At 12:37 AM -0800 on 11/11/99, Michael Fair wrote:
>I've considered this and I saw three possible solutions. Then I
>combined two to create what I consider to be a workable solution.
>
>1) Unless you...are
> intimately familiar with the OC bytecodes and can use a
> hex editor,
Hell, not even I can do that :(
> you would be unable to modify the scripts in an
> intelligent manner. People from other countries would just
> know that's the way it was. We would probably start with
> this because it doesn't prevent us from doing anything in
> the future and allows us to focus on building an interpreter.
I think that'd be _very_ annoying and confusing. Consider typical
know-nothing user. "It says 'NuCard'. I have 'NuCard'. It won't work. This
'NuCard' thing must be sh*t."
>
>2) If you had the American decompiler installed on your system,
> the German stack would get decompiled into its American
> equivalent because the decompiler deals with the bytecodes
> not the German.
Please look at the decompiler in Interpreter. It decompiles into something
like assembly code -- not NuTalk. Decompiling into NuTalk is not a project
I'd wish upon my worst enemy.
>This of course means that there would
> be no translation for variable names and comments (if that
> information even makes it into the binary stack file).
Variable names & comments are not bytecoded. In fact, it gets worse. They
are encoded by number. But variable numbers can be re-used (I think...
don't quite remember).
> This would be the heart of the sharing mechanism. If we also
> implemented the concept of "style themes" for the editor,
> we could get around the annoyance of having our code
> reformatted for us. The capitalization, and code structure
> would be defined by the "theme" which could be individually
> tailored. The programmer could then use whatever "theme"

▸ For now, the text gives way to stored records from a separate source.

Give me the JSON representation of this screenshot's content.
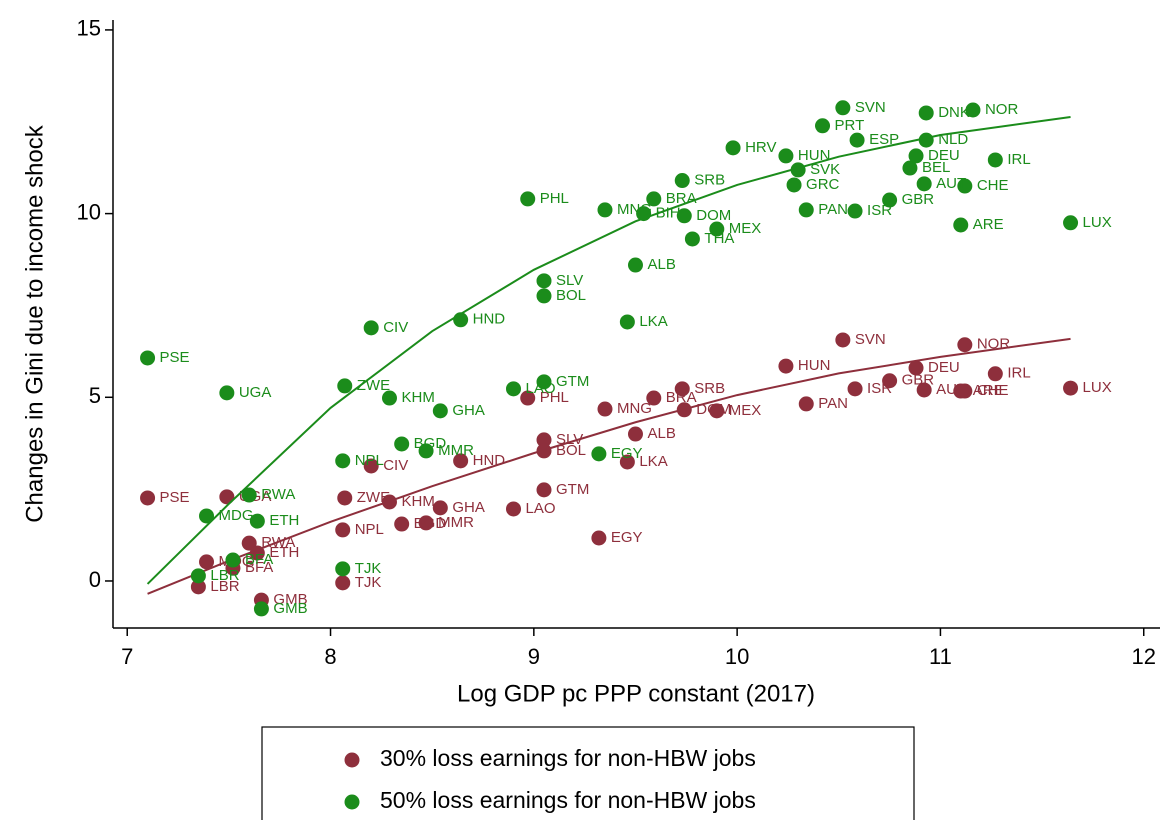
{
  "chart_data": {
    "type": "scatter",
    "xlabel": "Log GDP pc PPP constant (2017)",
    "ylabel": "Changes in Gini due to income shock",
    "xlim": [
      6.93,
      12.08
    ],
    "ylim": [
      -1.28,
      15.27
    ],
    "xticks": [
      7,
      8,
      9,
      10,
      11,
      12
    ],
    "yticks": [
      0,
      5,
      10,
      15
    ],
    "series": [
      {
        "name": "30% loss earnings for non-HBW jobs",
        "color": "#8e2f3c",
        "labels": [
          "PSE",
          "LBR",
          "GMB",
          "TJK",
          "RWA",
          "ETH",
          "BFA",
          "MDG",
          "UGA",
          "NPL",
          "ZWE",
          "KHM",
          "GHA",
          "MMR",
          "BGD",
          "LAO",
          "CIV",
          "HND",
          "GTM",
          "EGY",
          "SLV",
          "BOL",
          "LKA",
          "ALB",
          "PHL",
          "MNG",
          "BRA",
          "SRB",
          "DOM",
          "MEX",
          "PAN",
          "ISR",
          "AUT",
          "CHE",
          "ARE",
          "LUX",
          "IRL",
          "NOR",
          "SVN",
          "HUN",
          "DEU",
          "GBR"
        ],
        "x": [
          7.1,
          7.35,
          7.66,
          8.06,
          7.6,
          7.64,
          7.52,
          7.39,
          7.49,
          8.06,
          8.07,
          8.29,
          8.54,
          8.47,
          8.35,
          8.9,
          8.2,
          8.64,
          9.05,
          9.32,
          9.05,
          9.05,
          9.46,
          9.5,
          8.97,
          9.35,
          9.59,
          9.73,
          9.74,
          9.9,
          10.34,
          10.58,
          10.92,
          11.12,
          11.1,
          11.64,
          11.27,
          11.12,
          10.52,
          10.24,
          10.88,
          10.75
        ],
        "values": [
          2.26,
          -0.16,
          -0.52,
          -0.05,
          1.03,
          0.76,
          0.35,
          0.52,
          2.29,
          1.39,
          2.26,
          2.15,
          1.99,
          1.58,
          1.55,
          1.96,
          3.13,
          3.27,
          2.48,
          1.17,
          3.84,
          3.54,
          3.24,
          4.0,
          4.98,
          4.68,
          4.98,
          5.23,
          4.66,
          4.63,
          4.82,
          5.23,
          5.2,
          5.17,
          5.17,
          5.25,
          5.64,
          6.43,
          6.56,
          5.85,
          5.8,
          5.45
        ],
        "fit": {
          "x": [
            7.1,
            7.5,
            8,
            8.5,
            9,
            9.5,
            10,
            10.5,
            11,
            11.64
          ],
          "values": [
            -0.35,
            0.55,
            1.61,
            2.58,
            3.48,
            4.32,
            5.06,
            5.65,
            6.1,
            6.59
          ]
        }
      },
      {
        "name": "50% loss earnings for non-HBW jobs",
        "color": "#1b8c1b",
        "labels": [
          "PSE",
          "UGA",
          "PHL",
          "MNG",
          "BRA",
          "BIH",
          "DOM",
          "MEX",
          "THA",
          "SRB",
          "SLV",
          "BOL",
          "ALB",
          "LKA",
          "HND",
          "CIV",
          "ZWE",
          "KHM",
          "GHA",
          "GTM",
          "LAO",
          "BGD",
          "MMR",
          "NPL",
          "EGY",
          "RWA",
          "MDG",
          "ETH",
          "LBR",
          "BFA",
          "TJK",
          "GMB",
          "PAN",
          "ISR",
          "GBR",
          "ARE",
          "LUX",
          "CHE",
          "IRL",
          "AUT",
          "BEL",
          "DEU",
          "NLD",
          "NOR",
          "DNK",
          "SVN",
          "GRC",
          "HUN",
          "SVK",
          "PRT",
          "ESP",
          "HRV"
        ],
        "x": [
          7.1,
          7.49,
          8.97,
          9.35,
          9.59,
          9.54,
          9.74,
          9.9,
          9.78,
          9.73,
          9.05,
          9.05,
          9.5,
          9.46,
          8.64,
          8.2,
          8.07,
          8.29,
          8.54,
          9.05,
          8.9,
          8.35,
          8.47,
          8.06,
          9.32,
          7.6,
          7.39,
          7.64,
          7.35,
          7.52,
          8.06,
          7.66,
          10.34,
          10.58,
          10.75,
          11.1,
          11.64,
          11.12,
          11.27,
          10.92,
          10.85,
          10.88,
          10.93,
          11.16,
          10.93,
          10.52,
          10.28,
          10.24,
          10.3,
          10.42,
          10.59,
          9.98
        ],
        "values": [
          6.07,
          5.12,
          10.4,
          10.1,
          10.4,
          10.0,
          9.94,
          9.58,
          9.31,
          10.9,
          8.17,
          7.76,
          8.6,
          7.05,
          7.11,
          6.89,
          5.31,
          4.98,
          4.63,
          5.42,
          5.23,
          3.73,
          3.54,
          3.27,
          3.46,
          2.34,
          1.77,
          1.63,
          0.14,
          0.57,
          0.33,
          -0.76,
          10.1,
          10.07,
          10.37,
          9.69,
          9.75,
          10.75,
          11.46,
          10.81,
          11.24,
          11.57,
          12.0,
          12.82,
          12.74,
          12.88,
          10.78,
          11.57,
          11.19,
          12.39,
          12.0,
          11.79
        ],
        "fit": {
          "x": [
            7.1,
            7.5,
            8,
            8.5,
            9,
            9.5,
            10,
            10.5,
            11,
            11.64
          ],
          "values": [
            -0.08,
            2.1,
            4.71,
            6.8,
            8.47,
            9.79,
            10.78,
            11.55,
            12.14,
            12.63
          ]
        }
      }
    ]
  }
}
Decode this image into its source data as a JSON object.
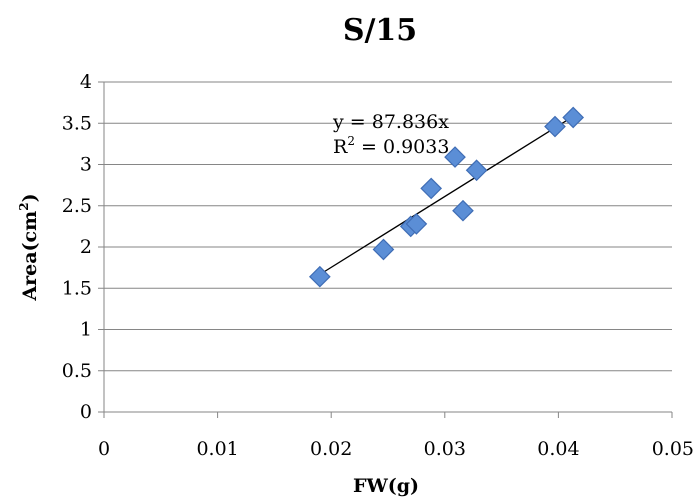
{
  "chart_data": {
    "type": "scatter",
    "title": "S/15",
    "xlabel": "FW(g)",
    "ylabel": "Area(cm",
    "ylabel_sup": "2",
    "ylabel_close": ")",
    "xlim": [
      0,
      0.05
    ],
    "ylim": [
      0,
      4
    ],
    "x_ticks": [
      0,
      0.01,
      0.02,
      0.03,
      0.04,
      0.05
    ],
    "x_tick_labels": [
      "0",
      "0.01",
      "0.02",
      "0.03",
      "0.04",
      "0.05"
    ],
    "y_ticks": [
      0,
      0.5,
      1,
      1.5,
      2,
      2.5,
      3,
      3.5,
      4
    ],
    "y_tick_labels": [
      "0",
      "0.5",
      "1",
      "1.5",
      "2",
      "2.5",
      "3",
      "3.5",
      "4"
    ],
    "grid": "horizontal",
    "legend": "none",
    "marker_color": "#5b8ed6",
    "marker_edge": "#3f6db5",
    "marker_shape": "diamond",
    "series": [
      {
        "points": [
          {
            "x": 0.019,
            "y": 1.64
          },
          {
            "x": 0.0246,
            "y": 1.97
          },
          {
            "x": 0.027,
            "y": 2.25
          },
          {
            "x": 0.0275,
            "y": 2.28
          },
          {
            "x": 0.0288,
            "y": 2.71
          },
          {
            "x": 0.0309,
            "y": 3.09
          },
          {
            "x": 0.0316,
            "y": 2.44
          },
          {
            "x": 0.0328,
            "y": 2.93
          },
          {
            "x": 0.0397,
            "y": 3.46
          },
          {
            "x": 0.0413,
            "y": 3.57
          }
        ]
      }
    ],
    "trendline": {
      "type": "linear",
      "x_range": [
        0.0188,
        0.0415
      ],
      "y_range": [
        1.65,
        3.6
      ]
    },
    "annotations": {
      "equation": "y = 87.836x",
      "r2_label": "R",
      "r2_sup": "2",
      "r2_value": " = 0.9033"
    }
  }
}
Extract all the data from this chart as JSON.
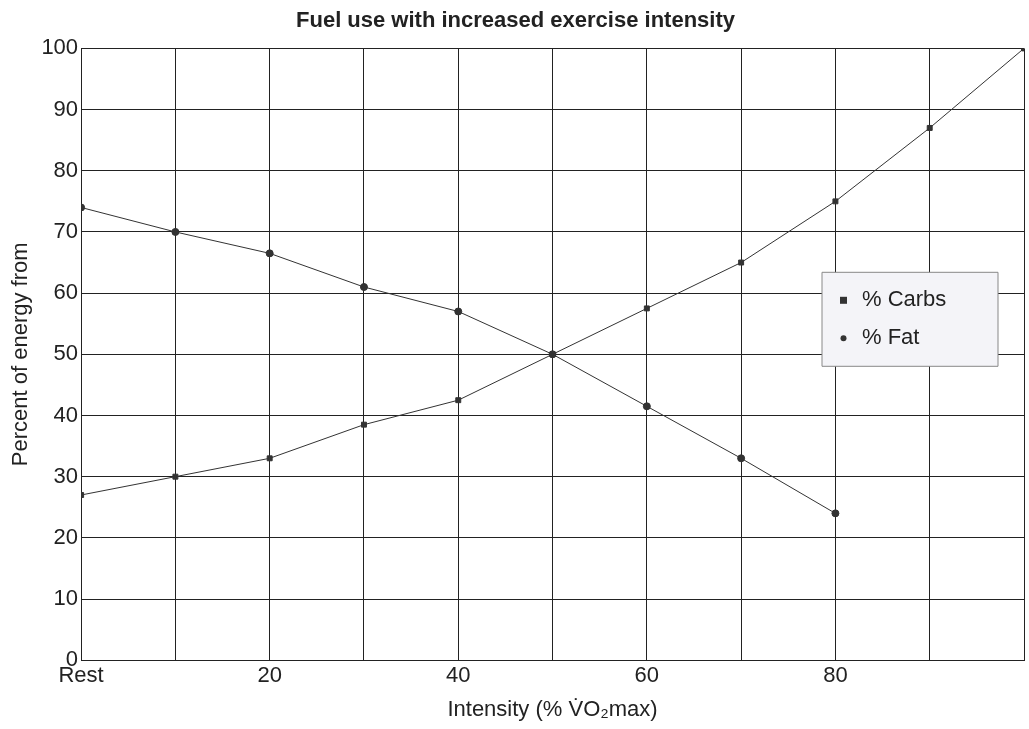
{
  "chart_data": {
    "type": "line",
    "title": "Fuel use with increased exercise intensity",
    "xlabel": "Intensity (% V̇O₂max)",
    "ylabel": "Percent of energy from",
    "x": [
      0,
      10,
      20,
      30,
      40,
      50,
      60,
      70,
      80,
      90,
      100
    ],
    "series": [
      {
        "name": "% Carbs",
        "color": "#333333",
        "marker": "square",
        "values": [
          27,
          30,
          33,
          38.5,
          42.5,
          50,
          57.5,
          65,
          75,
          87,
          100
        ]
      },
      {
        "name": "% Fat",
        "color": "#333333",
        "marker": "circle",
        "values": [
          74,
          70,
          66.5,
          61,
          57,
          50,
          41.5,
          33,
          24,
          null,
          null
        ]
      }
    ],
    "xlim": [
      0,
      100
    ],
    "xticks": [
      {
        "value": 0,
        "label": "Rest"
      },
      {
        "value": 10,
        "label": null
      },
      20,
      {
        "value": 30,
        "label": null
      },
      40,
      {
        "value": 50,
        "label": null
      },
      60,
      {
        "value": 70,
        "label": null
      },
      80,
      {
        "value": 90,
        "label": null
      },
      {
        "value": 100,
        "label": null
      }
    ],
    "ylim": [
      0,
      100
    ],
    "yticks": [
      0,
      10,
      20,
      30,
      40,
      50,
      60,
      70,
      80,
      90,
      100
    ],
    "grid": true,
    "legend": "right"
  }
}
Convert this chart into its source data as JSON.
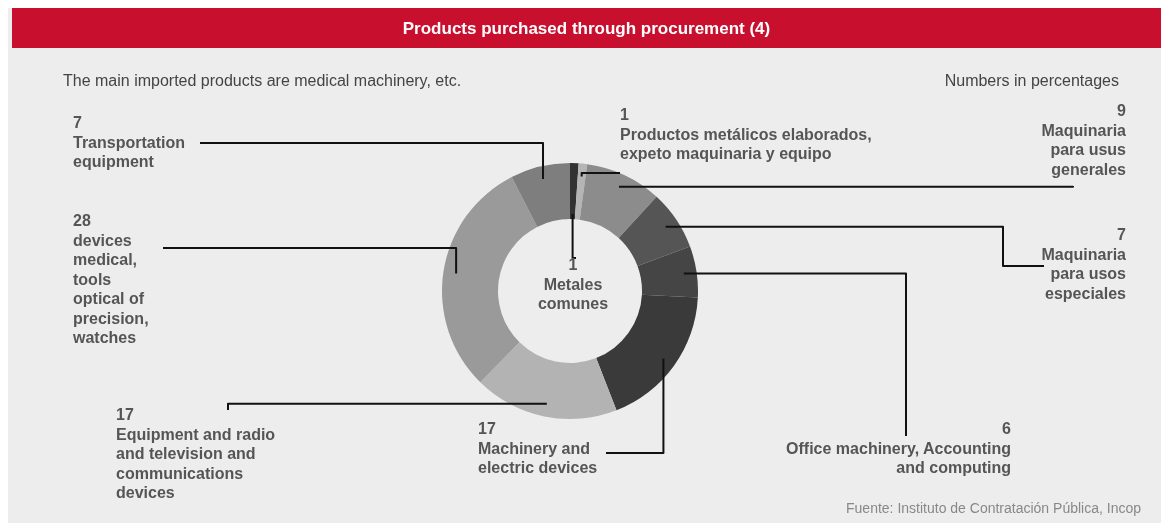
{
  "chart_data": {
    "type": "donut",
    "title": "Products purchased through procurement (4)",
    "subtitle": "The main imported products are medical machinery, etc.",
    "annotations": [
      "Numbers in percentages",
      "Fuente: Instituto de Contratación Pública, Incop"
    ],
    "categories": [
      "Metales comunes",
      "Productos metálicos elaborados, expeto maquinaria y equipo",
      "Maquinaria para usus generales",
      "Maquinaria para usos especiales",
      "Office machinery, Accounting and computing",
      "Machinery and electric devices",
      "Equipment and radio and television and communications devices",
      "devices medical, tools optical of precision, watches",
      "Transportation equipment"
    ],
    "values": [
      1,
      1,
      9,
      7,
      6,
      17,
      17,
      28,
      7
    ],
    "colors": [
      "#333333",
      "#b5b5b5",
      "#8c8c8c",
      "#555555",
      "#454545",
      "#3a3a3a",
      "#b3b3b3",
      "#9a9a9a",
      "#7e7e7e"
    ],
    "data_labels": true,
    "legend": false
  }
}
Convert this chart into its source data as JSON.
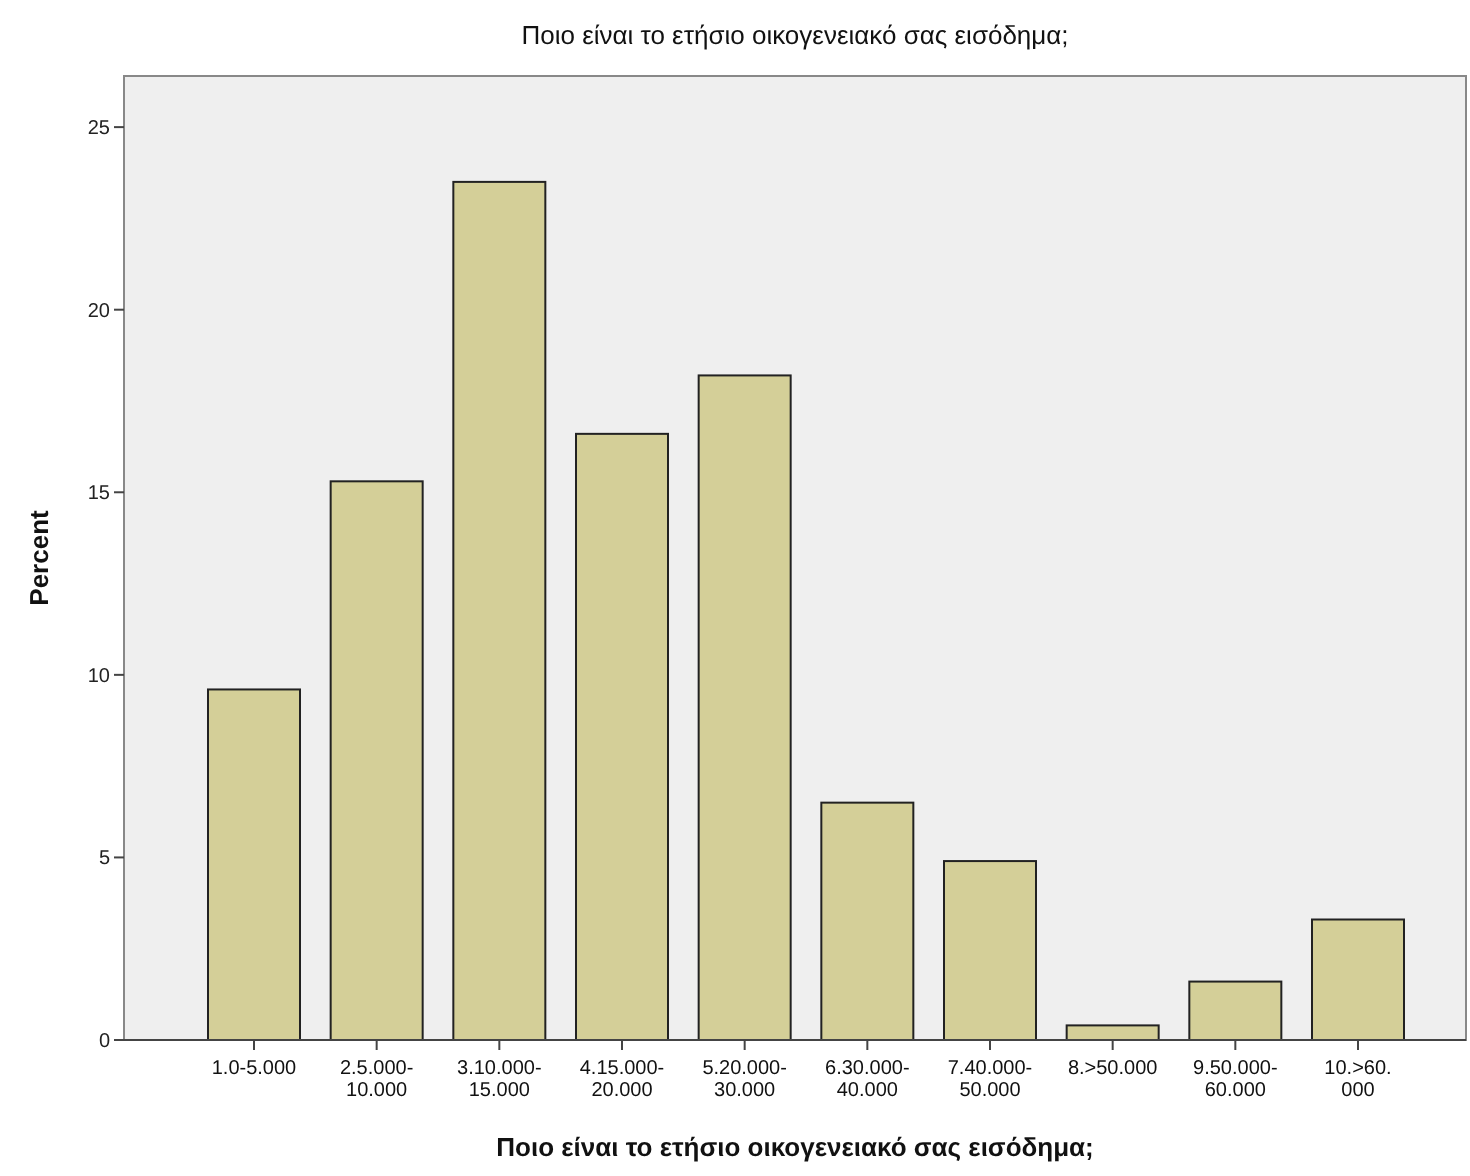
{
  "chart_data": {
    "type": "bar",
    "title": "Ποιο είναι το ετήσιο οικογενειακό σας εισόδημα;",
    "xlabel": "Ποιο είναι το ετήσιο οικογενειακό σας εισόδημα;",
    "ylabel": "Percent",
    "categories": [
      "1.0-5.000",
      "2.5.000-10.000",
      "3.10.000-15.000",
      "4.15.000-20.000",
      "5.20.000-30.000",
      "6.30.000-40.000",
      "7.40.000-50.000",
      "8.>50.000",
      "9.50.000-60.000",
      "10.>60.000"
    ],
    "values": [
      9.6,
      15.3,
      23.5,
      16.6,
      18.2,
      6.5,
      4.9,
      0.4,
      1.6,
      3.3
    ],
    "color": "#d4cf98",
    "ylim": [
      0,
      26.4
    ],
    "yticks": [
      0,
      5,
      10,
      15,
      20,
      25
    ],
    "grid": false
  }
}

> was their favorite and never have worry about annoying
> someone else because that other person would just load the
> code into their own "theme".
Interesting idea, but this is not AppleScript so it may be somewhat hard.
>All of this of course happens AFTER we get a couple decent
>engines to justify the need.
YEAH!
>
>> And do remember: The bytecodes are _not_ cross-platform, for reasons
>> primarily of speed.
>
>They are not transparently cross platform, but why couldn't
>we create a cross platform superset for purposes of
>translation to other platforms? We would have to do
>something like this if we want it to be cross platform.
The design of the bytecode is fundamentally not cross platform. No superset
could be, by definition. No subset could be by design.
On a different platform, the Interpreter would simple retokenize the
uncompiled code.
>
>English -> OC byte codes -> platform specific assembly
No -- it goes like this:
English -> NullCPU assembly
Where NullCPU (I hope I got that name right!) is a platform-specific
made-up CPU.
Or are you proposing an intermediary "OC byte code"? Actually, I might be
switching to something like that -- the parser is giving me nightmares as
it is now. And it would allow a lot of stuff like that.